Oliver Dickhausen: Scrap Bob Adams Airfield instead of passing 2A
Referendum 2A has proven to produce a large amount of debate for a relatively small tax, one which would promote a 0.2 percent sales tax in order to pitch in $1.3 million, combined with Steamboat Ski and Resort Corp. and lodging companies, into a roughly $4.5 million dollar fund for investment into airline services.
The argument seems to be centered around who should pay for this expansion, and if locals have the obligation to chip in to boosting tourism in the area. However, I think there is a way that these costs can be offset by all parties, and that is the closing of the Bob Adams Airfield in Steamboat Springs.
The Bob Adams Airfield is an unprofitable — losing somewhere in the tune of $150,000 annually over the last few years — and irrelevant facility. Not only do we have the Yampa Valley Regional Airport for commercial services, but there are three other public general aviation airfields within a one-hour drive from Steamboat Springs located in Craig, Walden and Kremmling.

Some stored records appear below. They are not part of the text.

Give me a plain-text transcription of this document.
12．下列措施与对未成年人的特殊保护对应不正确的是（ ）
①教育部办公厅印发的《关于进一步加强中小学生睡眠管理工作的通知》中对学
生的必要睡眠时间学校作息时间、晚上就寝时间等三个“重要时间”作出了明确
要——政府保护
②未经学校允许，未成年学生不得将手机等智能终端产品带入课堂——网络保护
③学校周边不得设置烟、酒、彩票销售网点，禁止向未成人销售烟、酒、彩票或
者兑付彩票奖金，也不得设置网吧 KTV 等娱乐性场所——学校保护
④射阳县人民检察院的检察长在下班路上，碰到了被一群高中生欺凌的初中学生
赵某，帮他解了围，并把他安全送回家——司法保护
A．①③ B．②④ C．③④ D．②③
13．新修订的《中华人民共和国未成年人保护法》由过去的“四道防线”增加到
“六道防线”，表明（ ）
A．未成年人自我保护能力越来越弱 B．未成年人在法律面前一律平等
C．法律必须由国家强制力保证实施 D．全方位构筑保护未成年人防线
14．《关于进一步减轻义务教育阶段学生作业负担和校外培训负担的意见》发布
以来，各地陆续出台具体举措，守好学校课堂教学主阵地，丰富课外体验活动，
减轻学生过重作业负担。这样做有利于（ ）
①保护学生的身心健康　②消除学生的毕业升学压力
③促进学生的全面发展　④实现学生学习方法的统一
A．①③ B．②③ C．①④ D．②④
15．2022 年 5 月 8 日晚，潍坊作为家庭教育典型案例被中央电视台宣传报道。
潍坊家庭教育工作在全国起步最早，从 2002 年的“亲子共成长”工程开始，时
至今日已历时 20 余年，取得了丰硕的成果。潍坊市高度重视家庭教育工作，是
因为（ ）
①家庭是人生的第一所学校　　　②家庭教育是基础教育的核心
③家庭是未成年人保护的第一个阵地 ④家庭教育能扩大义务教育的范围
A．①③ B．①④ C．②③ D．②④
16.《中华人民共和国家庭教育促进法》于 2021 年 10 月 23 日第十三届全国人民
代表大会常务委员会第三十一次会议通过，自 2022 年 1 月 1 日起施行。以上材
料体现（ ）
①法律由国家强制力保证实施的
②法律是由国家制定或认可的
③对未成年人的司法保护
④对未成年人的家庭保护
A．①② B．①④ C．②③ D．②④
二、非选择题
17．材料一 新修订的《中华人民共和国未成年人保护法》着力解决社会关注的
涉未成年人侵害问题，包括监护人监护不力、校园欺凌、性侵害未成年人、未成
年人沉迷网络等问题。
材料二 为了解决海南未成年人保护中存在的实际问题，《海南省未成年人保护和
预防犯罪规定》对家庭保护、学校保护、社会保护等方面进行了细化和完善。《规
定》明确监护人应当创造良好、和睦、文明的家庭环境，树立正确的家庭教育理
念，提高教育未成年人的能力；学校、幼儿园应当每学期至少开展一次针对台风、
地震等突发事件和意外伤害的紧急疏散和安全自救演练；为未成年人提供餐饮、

The Bob Adams Airfield generated about $600,000 in 2016. If those results are replicable, a move of general aviation flights from Bob Adams to Yampa Valley can accomplish the $1.3 million asked for in two years, especially if what the money taken from excess costs is re-invested into Hayden.
The true cost of Bob Adams Airfield could be in the opportunity cost; millions of dollars in real estate lying in one of the hottest real estate markets in the country. If one were to allot the airfield and sell those lots to residents and developers, the city could be looking at a windfall of millions that can go directly to the city for any number of projects and could easily cover the costs of airline expansion at Yampa Valley Regional, for both locals, lodging companies and the resort.
This can also become a great way to boost the housing or commercial stock our community desperately needs. The city and those parties banking on 2A should look at options like those above as real options in improving our airline services, instead of asking for a public subsidy.